Solution to the Two Circles Inside an Equilateral Triangle Puzzle

Solution by Isosceles Triangle and Angles in a Quadrilateral

In the above diagram, the line segment $D F$ is tangent to the two circles at $H$. The lengths of $F G$ and $F H$ are the same, so triangle $F G H$ is isosceles and so angles $H \hat{G} F$ and $F \hat{H} G$ are equal. Extending $H F$ and $E C$ to the point where they meet creates another isosceles triangle to show that angles $E \hat{H} F$ and $C \hat{E} H$ are also equal. The sum of the four angles $C \hat{E} H$, $E \hat{H} F$, $F \hat{H} G$, and $H \hat{G} F$ is then twice the marked angle. As the outer triangle is equilateral, angle $A \hat{C} B$ is $60^\circ$. As the angles in a quadrilateral sum to $360^\circ$, this means that angles $C \hat{E} H$, $E \hat{H} G$, and $H \hat{G} C$ sum to $300^\circ$ meaning that the marked angle is $150^\circ$.

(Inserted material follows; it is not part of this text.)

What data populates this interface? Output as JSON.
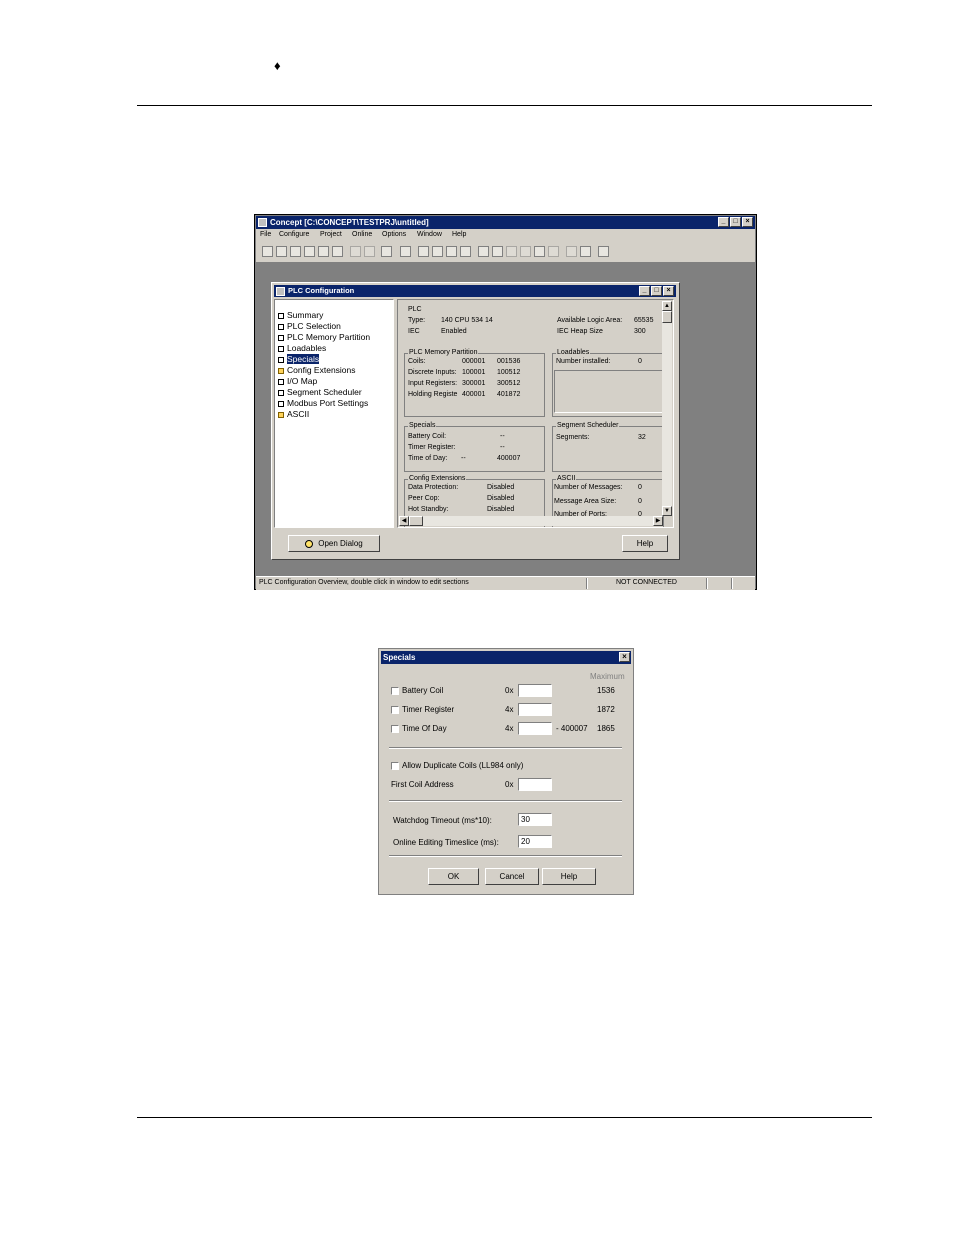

Solution by Invariance Principle

In the above diagram, the two circles are the same size as each other. The red line is then vertical and goes through point $C$. Angles $G \hat{C} H$ and $H \hat{C} E$ are both $30^\circ$ and triangles $H C G$ and $E C H$ are isosceles (and congruent) with base angles half of $180^\circ - 30^\circ = 150^\circ$. So angle $E \hat{H} G$ is $150^\circ$.